Hill pinches the bridge of her nose.

“Why not?”

“The answer is twofold.” He straightens his posture and clasps his hands behind his back. “Since she is not bound by a Circle she cannot be dismissed from one and instead is free to do as she likes, to leave or not as she chooses. Additionally, when a demon is in human form they cannot be commanded as a demon. To all intents and purposes, when they look human they are human. More or less.”

“What’s the less?”

Hill’s hand drifts towards her firearm and Clint wonders if she’s thinking what he’s thinking; that if the rules of humanity apply to a demon in human form does that mean that they can be killed?

Meanwhile Strange is saying, “Being able to return to demonic form, for a start. Agent Hill, the confluence of an unbound demon and one in human form has never been properly researched. My knowledge here is limited.”

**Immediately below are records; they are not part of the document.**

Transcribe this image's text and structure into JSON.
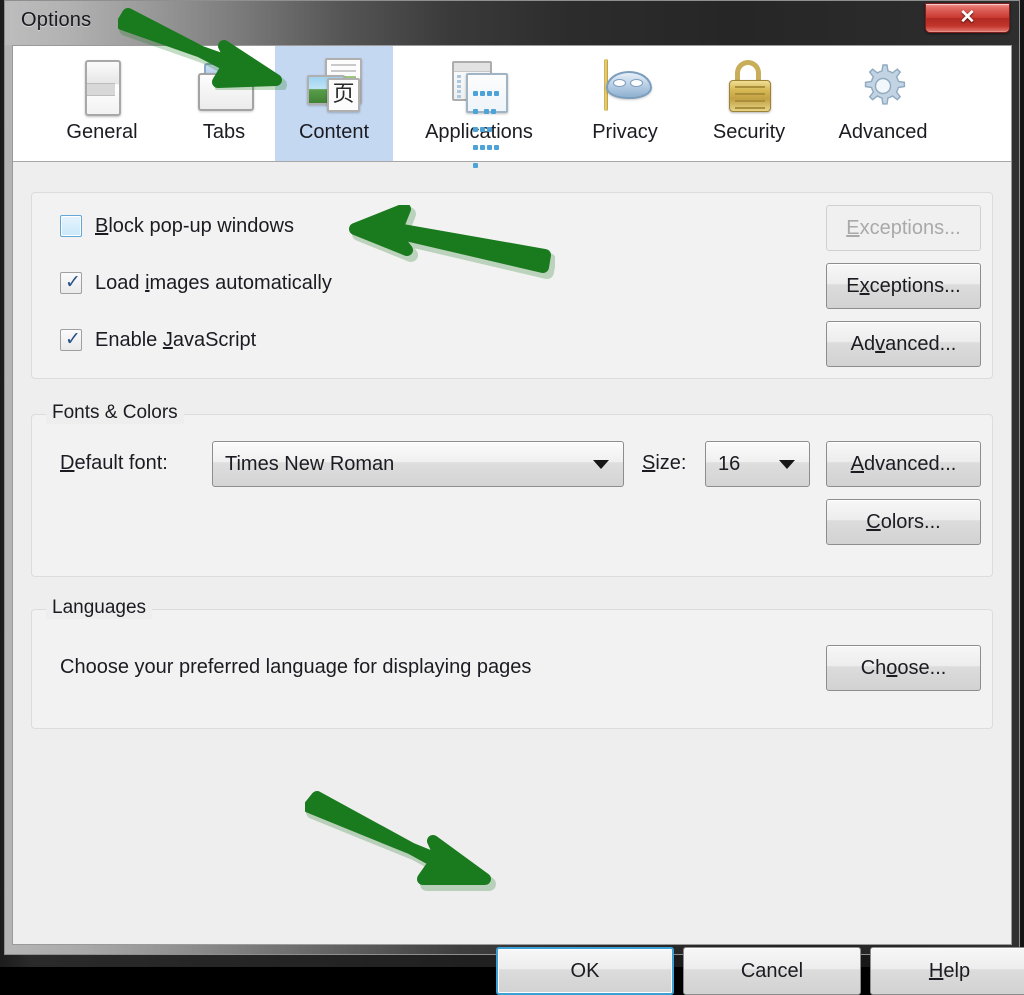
{
  "window": {
    "title": "Options",
    "close_label": "✕"
  },
  "tabs": [
    {
      "label": "General",
      "icon": "general-document-icon",
      "selected": false
    },
    {
      "label": "Tabs",
      "icon": "tabs-folder-icon",
      "selected": false
    },
    {
      "label": "Content",
      "icon": "content-page-image-icon",
      "selected": true
    },
    {
      "label": "Applications",
      "icon": "applications-windows-icon",
      "selected": false
    },
    {
      "label": "Privacy",
      "icon": "privacy-mask-icon",
      "selected": false
    },
    {
      "label": "Security",
      "icon": "security-padlock-icon",
      "selected": false
    },
    {
      "label": "Advanced",
      "icon": "advanced-gear-icon",
      "selected": false
    }
  ],
  "content_panel": {
    "checkboxes": [
      {
        "label_prefix": "",
        "accel": "B",
        "label_rest": "lock pop-up windows",
        "checked": false,
        "highlighted": true
      },
      {
        "label_prefix": "Load ",
        "accel": "i",
        "label_rest": "mages automatically",
        "checked": true,
        "highlighted": false
      },
      {
        "label_prefix": "Enable ",
        "accel": "J",
        "label_rest": "avaScript",
        "checked": true,
        "highlighted": false
      }
    ],
    "checkbox_buttons": [
      {
        "label": "Exceptions...",
        "accel": "E",
        "pre": "",
        "post": "xceptions...",
        "disabled": true
      },
      {
        "label": "Exceptions...",
        "accel": "x",
        "pre": "E",
        "post": "ceptions...",
        "disabled": false
      },
      {
        "label": "Advanced...",
        "accel": "v",
        "pre": "Ad",
        "post": "anced...",
        "disabled": false
      }
    ],
    "fonts_colors": {
      "legend": "Fonts & Colors",
      "default_font_label_pre": "",
      "default_font_accel": "D",
      "default_font_label_post": "efault font:",
      "default_font_value": "Times New Roman",
      "size_label_accel": "S",
      "size_label_post": "ize:",
      "size_value": "16",
      "advanced_button": {
        "pre": "",
        "accel": "A",
        "post": "dvanced..."
      },
      "colors_button": {
        "pre": "",
        "accel": "C",
        "post": "olors..."
      }
    },
    "languages": {
      "legend": "Languages",
      "description": "Choose your preferred language for displaying pages",
      "choose_button": {
        "pre": "Ch",
        "accel": "o",
        "post": "ose..."
      }
    }
  },
  "dialog_buttons": [
    {
      "name": "ok",
      "pre": "OK",
      "accel": "",
      "post": "",
      "default": true
    },
    {
      "name": "cancel",
      "pre": "Cancel",
      "accel": "",
      "post": "",
      "default": false
    },
    {
      "name": "help",
      "pre": "",
      "accel": "H",
      "post": "elp",
      "default": false
    }
  ],
  "annotations": {
    "arrow_color": "#1a7a1e",
    "arrows": [
      {
        "name": "arrow-to-content-tab",
        "points_to": "Content tab"
      },
      {
        "name": "arrow-to-block-popups",
        "points_to": "Block pop-up windows checkbox"
      },
      {
        "name": "arrow-to-ok-button",
        "points_to": "OK button"
      }
    ]
  },
  "colors": {
    "selected_tab_bg": "#c5d8f1",
    "close_button_red": "#cb3b32",
    "focus_blue": "#3c9fd6",
    "panel_bg": "#efeeee"
  }
}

“I want her as a partner.”

“Excuse me?” Hill stares at Clint, her poker face almost slipping.

Clint summons moisture to his dry mouth, licks his lips, and tries it again. “I want her as a partner. She’s kind of already working with me. I’d like to keep her.”

“You want us to hire her?”

Clint’s stalker steps forward, standing shoulder to shoulder with him.

“You sent him to do a demon’s work,” she says, and her toneless voice doesn’t sound accusatory but it burns into his brain. “Why not send a demon?”

Hill looks at both of them for a moment and then, slowly, the very corners of her mouth turn up in the smallest of smiles.

“Okay.” Clint looks on apprehensively as she rearranges the world into something she can deal with. “Doctor Strange, thank you for your time. Please continue researching this and inform us of your findings. You’ll be compensated accordingly.”

Strange nods and leaves without further comment.

“Barton, report to Medical. Don’t argue, just do it. And you,” Hill says, turning to the woman who is a demon, “you and me, we’re going to discuss a dietary plan. And then?”

Clint pauses in the doorway, even though he’s been dismissed, wanting to know how this ends. He shouldn’t have worried. Hill sounds satisfied as she states:

“You want to join SHIELD? We have protocols for that.”